Example 3: Cybercriminals sometimes will create a page that looks just like the introductory page to a favorite social networking site. This page will ask you to re-enter your password. These criminals will get you to this page from a link in an email or private message or public post with a link to a fraudulent site. If you are already logged in to a networking site and then asked to log in again, be aware that it is a red flag and it is probably a scam designed to make you divulge a lot of personal information to someone with bad intentions.

HOW TO PROTECT YOURSELF:

  • Use the least amount of information necessary to register for and use the site. Use a nick-name or handle (although this is not possible with certain sites),
  • Create a strong password and change it often. Use a mix of upper and lower case letters, numbers, and characters that are not connected to your personal information (such as birthdates, addresses, last names, etc.).
  • Use the highest level privacy settings that the site allows. Do not accept default settings.
  • Be wise about what you post. Do not announce when you will be leaving town. Other things you should never post publicly: your address, phone number, driver’s license number, social security number (SSN), student ID number and even your home town. Thieves can figure out your social security number by what town you were born in and what year. It’s ok to post what year or how old you are, but with this information combined with where you were born, they can figure out your SSN.
  • Only connect to people you already know and trust. Don’t put too much out there – even those you know could use your information in a way you didn’t intend.
  • Read privacy and security policies closely – know what you’re getting into.
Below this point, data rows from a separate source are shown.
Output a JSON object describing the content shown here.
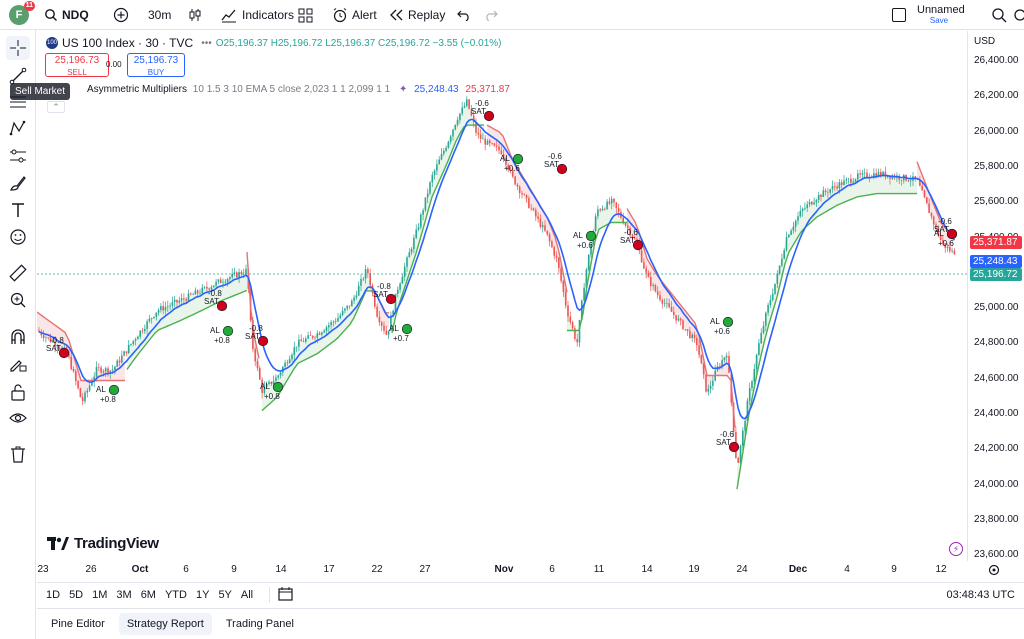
{
  "toolbar": {
    "avatar_letter": "F",
    "avatar_badge": "11",
    "symbol": "NDQ",
    "interval": "30m",
    "indicators_label": "Indicators",
    "alert_label": "Alert",
    "replay_label": "Replay",
    "layout_name": "Unnamed",
    "save_label": "Save"
  },
  "legend": {
    "title": "US 100 Index · 30 · TVC",
    "ohlc": "O25,196.37 H25,196.72 L25,196.37 C25,196.72 −3.55 (−0.01%)",
    "sell_price": "25,196.73",
    "sell_label": "SELL",
    "spread": "0.00",
    "buy_price": "25,196.73",
    "buy_label": "BUY",
    "indicator_name": "Asymmetric Multipliers",
    "indicator_params": "10 1.5 3 10 EMA 5 close 2,023 1 1 2,099 1 1",
    "indicator_val1": "25,248.43",
    "indicator_val2": "25,371.87",
    "tooltip": "Sell Market"
  },
  "price_axis": {
    "currency": "USD",
    "ticks": [
      "26,400.00",
      "26,200.00",
      "26,000.00",
      "25,800.00",
      "25,600.00",
      "25,400.00",
      "25,200.00",
      "25,000.00",
      "24,800.00",
      "24,600.00",
      "24,400.00",
      "24,200.00",
      "24,000.00",
      "23,800.00",
      "23,600.00"
    ],
    "tag_red": "25,371.87",
    "tag_blue": "25,248.43",
    "tag_green": "25,196.72"
  },
  "time_axis": {
    "ticks": [
      "23",
      "26",
      "Oct",
      "6",
      "9",
      "14",
      "17",
      "22",
      "27",
      "Nov",
      "6",
      "11",
      "14",
      "19",
      "24",
      "Dec",
      "4",
      "9",
      "12"
    ]
  },
  "range_buttons": [
    "1D",
    "5D",
    "1M",
    "3M",
    "6M",
    "YTD",
    "1Y",
    "5Y",
    "All"
  ],
  "clock": "03:48:43 UTC",
  "bottom_tabs": [
    "Pine Editor",
    "Strategy Report",
    "Trading Panel"
  ],
  "watermark": "TradingView",
  "colors": {
    "up": "#26a69a",
    "down": "#ef5350",
    "ema": "#2962ff",
    "band_green": "#4caf50",
    "band_red": "#e57373",
    "buy_dot": "#22ab38",
    "sell_dot": "#d0021b"
  },
  "signals": [
    {
      "type": "SAT",
      "label": "-0.8"
    },
    {
      "type": "AL",
      "label": "+0.8"
    },
    {
      "type": "SAT",
      "label": "-0.8"
    },
    {
      "type": "AL",
      "label": "+0.8"
    },
    {
      "type": "SAT",
      "label": "-0.8"
    },
    {
      "type": "AL",
      "label": "+0.8"
    },
    {
      "type": "SAT",
      "label": "-0.8"
    },
    {
      "type": "AL",
      "label": "+0.7"
    },
    {
      "type": "SAT",
      "label": "-0.6"
    },
    {
      "type": "AL",
      "label": "+0.6"
    },
    {
      "type": "SAT",
      "label": "-0.6"
    },
    {
      "type": "AL",
      "label": "+0.6"
    },
    {
      "type": "SAT",
      "label": "-0.6"
    },
    {
      "type": "AL",
      "label": "+0.6"
    },
    {
      "type": "SAT",
      "label": "-0.6"
    },
    {
      "type": "AL",
      "label": "+0.6"
    },
    {
      "type": "SAT",
      "label": "-0.6"
    }
  ]
}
Some major social networking sites actually say they will use or sell information about you (not individual data necessarily, but aggregate information based on your personal information and that of others using their site) in order to display advertising or other information they believe might be useful to you.
  • Verify emails and links in emails you supposedly get from your social networking site (e.g. the recent Facebook scam emails that asked customers to re-set their passwords). These are often designed to gain access to your user name, password, and ultimately your personal information.
  • Unclick the privacy settings that display the time stamps of your posts.
  • Install a firewall, reputable anti-spam and anti-virus software to protect your information– and keep it updated!

Be certain of BOTH the source AND content of each file you download! Don’t download an executable program just to “check it out.” If it’s malicious software, the first time you run it, you’re system is already infected! In other words, you need to be sure that you trust not only the person or file server that gave you the file, but also the contents of the file itself.

Beware of hidden file extensions! Windows by default hides the last name extension of a file, so that an innocuous-looking picture file, such as “susie.jpg”, might really be “susie.jpg.exe”, an executable Trojan or other malicious software! To avoid being tricked, unhide those pesky extensions, so you can see them.

Use common sense. When in doubt, don’t open it, download it, add it, or give information you may have doubts about sharing.